Baculoviruses Exhibit Minimal Requirement to Infect Caterpillar Brain
When baculoviruses invade a caterpillar’s central nervous system, the caterpillar has little defence. Therefore, the parasite is also used as a biological crop protection agent. Simone Nordstrand Gasque investigated how a behaviour-changing member of this virus family gains access to a caterpillar’s brain. It seems to do so differently than expected, she concluded. The findings have been published in the scientific magazine Open Biology.
Baculoviruses are used as biological crop protection agents to protect agricultural crops from caterpillar infestations. Some members of this virus family are known to attack only the specific pest insect and leave other insects unaffected. At the Wageningen laboratories of Virology and Entomology, Simone Nordstrand Gasque investigated how the baculovirus named AcMNPV invades the central nervous system of the beet armyworm. This pest insect is fond of a wide range of vegetable and flower crops and can cause a lot of damage worldwide.
Diffusion through tracheae
Before starting at university, Gasque was triggered by a documentary on parasites infecting humans. Her fascination has remained, although it has shifted to parasites that change the behaviour of the host they infect. Baculoviruses are special because they are well protected against UV radiation and therefore manage to survive well in nature. In this study she investigated the central nervous system and the trachea linked to it. She tracked the virus infection over time: “The infection happens from cell to cell in the trachea, the breathing tubes, of the insect. That makes sense because these cells reach and branch within the brain. Arriving at the brain, the virus encounters a blood-brain barrier that protects the brain from infection. This virus manages to cross that barrier.”
PTP enzyme not required
Previous studies seemed to suggest that the virus needs help from a particular protein it encodes to get into the brain. This is the PTP enzyme, an enzyme that has been found in previous studies to be needed for the expression of the hyperactivity. As this enzyme does its work, the virus gains access to the brain; that was the hypothesis. As a result, the caterpillar starts behaving hyperactively.
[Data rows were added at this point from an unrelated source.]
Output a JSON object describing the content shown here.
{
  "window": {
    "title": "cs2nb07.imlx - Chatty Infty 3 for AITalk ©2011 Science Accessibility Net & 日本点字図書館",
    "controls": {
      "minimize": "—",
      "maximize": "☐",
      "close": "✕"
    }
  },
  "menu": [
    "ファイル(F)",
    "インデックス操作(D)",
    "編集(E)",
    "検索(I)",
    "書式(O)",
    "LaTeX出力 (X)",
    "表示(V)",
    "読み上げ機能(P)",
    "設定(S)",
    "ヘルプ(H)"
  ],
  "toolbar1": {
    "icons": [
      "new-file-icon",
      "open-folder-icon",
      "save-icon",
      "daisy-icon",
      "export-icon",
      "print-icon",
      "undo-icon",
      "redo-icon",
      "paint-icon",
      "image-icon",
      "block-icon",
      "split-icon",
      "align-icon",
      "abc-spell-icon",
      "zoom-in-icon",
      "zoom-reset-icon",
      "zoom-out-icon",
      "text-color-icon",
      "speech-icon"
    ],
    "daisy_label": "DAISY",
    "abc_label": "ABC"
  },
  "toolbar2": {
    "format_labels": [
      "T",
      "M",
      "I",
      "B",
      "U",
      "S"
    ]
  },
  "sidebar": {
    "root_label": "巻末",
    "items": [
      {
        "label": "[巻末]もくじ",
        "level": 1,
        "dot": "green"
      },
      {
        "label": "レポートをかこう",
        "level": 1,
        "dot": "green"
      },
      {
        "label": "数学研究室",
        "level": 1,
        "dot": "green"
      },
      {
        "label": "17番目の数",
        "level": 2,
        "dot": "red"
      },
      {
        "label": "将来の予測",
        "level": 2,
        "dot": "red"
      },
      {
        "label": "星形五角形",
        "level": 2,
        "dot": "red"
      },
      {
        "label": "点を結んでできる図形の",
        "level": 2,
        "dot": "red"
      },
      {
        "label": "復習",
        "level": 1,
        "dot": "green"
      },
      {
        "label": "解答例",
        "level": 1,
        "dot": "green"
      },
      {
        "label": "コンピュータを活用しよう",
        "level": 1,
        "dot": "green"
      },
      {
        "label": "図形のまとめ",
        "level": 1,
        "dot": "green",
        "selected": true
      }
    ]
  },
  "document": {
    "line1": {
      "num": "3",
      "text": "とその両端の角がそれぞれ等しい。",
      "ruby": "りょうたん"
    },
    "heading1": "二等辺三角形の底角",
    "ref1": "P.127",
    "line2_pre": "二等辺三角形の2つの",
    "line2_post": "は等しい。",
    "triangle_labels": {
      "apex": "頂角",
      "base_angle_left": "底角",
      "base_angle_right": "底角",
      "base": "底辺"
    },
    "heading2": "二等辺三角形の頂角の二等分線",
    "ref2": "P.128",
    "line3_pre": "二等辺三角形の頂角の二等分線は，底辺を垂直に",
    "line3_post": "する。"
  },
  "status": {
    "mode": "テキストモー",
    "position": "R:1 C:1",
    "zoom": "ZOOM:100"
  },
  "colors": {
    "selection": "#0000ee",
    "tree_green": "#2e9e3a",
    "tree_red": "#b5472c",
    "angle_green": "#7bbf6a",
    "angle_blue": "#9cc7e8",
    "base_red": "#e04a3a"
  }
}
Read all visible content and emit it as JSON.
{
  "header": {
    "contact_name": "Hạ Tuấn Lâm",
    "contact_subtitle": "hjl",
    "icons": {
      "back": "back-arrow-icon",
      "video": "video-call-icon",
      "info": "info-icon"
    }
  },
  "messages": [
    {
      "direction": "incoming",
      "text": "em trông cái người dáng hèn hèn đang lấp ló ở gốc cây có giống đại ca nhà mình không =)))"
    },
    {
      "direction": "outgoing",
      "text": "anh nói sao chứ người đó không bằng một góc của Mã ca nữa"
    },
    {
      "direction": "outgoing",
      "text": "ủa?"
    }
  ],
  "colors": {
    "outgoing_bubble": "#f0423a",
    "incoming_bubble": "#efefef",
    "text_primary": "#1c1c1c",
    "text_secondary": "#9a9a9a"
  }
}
As the insect becomes hyperactive, it starts moving more horizontally through the crop and the virus spreads further. Gasque infected the caterpillars with different virus mutants which encoded different versions of PTP, or not at all. She came to a surprising insight: “It turned out that the PTP enzyme was not needed for the virus to enter the caterpillar’s central nervous system. Whether the enzyme was active or not, or not even present in the genome of the virus, the virus managed to infect the brain. This immediately leads to a new question: what mechanisms are behind the behavioural change?”
Related to movement
Detailed microscope images also showed the locations in the caterpillar’s brain where the virus was found. According to Gasque, that also provided interesting information: “We saw the virus locate at multiple areas of the brain and the central nervous system. One spot I am specifically curious about is in the middle of the brain. This is close to an area that is involved with spatial information on movement control, and in other studies this area is suggested to be the area for motivation of movement. This could indicate that the caterpillar’s hyperactivity is caused by the location of the virus in the brain. Based on this study, we are far from knowing for sure, but it is a valuable new piece of the puzzle.”
Starting points for follow-up research
The specific baculovirus (AcMNPV) that Gasque worked with is one of many members of the virus family. Whereas this species threatens, conservatively estimated, at least 30 caterpillar species, other baculoviruses are only dangerous to one or a few caterpillars. “So if you want to use these viruses for crop protection, you have to know exactly which virus you need to control a specific caterpillar. Through this kind of research, we are finding out more and more about how these viruses affect the behaviour of caterpillars. Although my research is not directly suitable for practical application, it does provide starting points for future research into concrete applications.”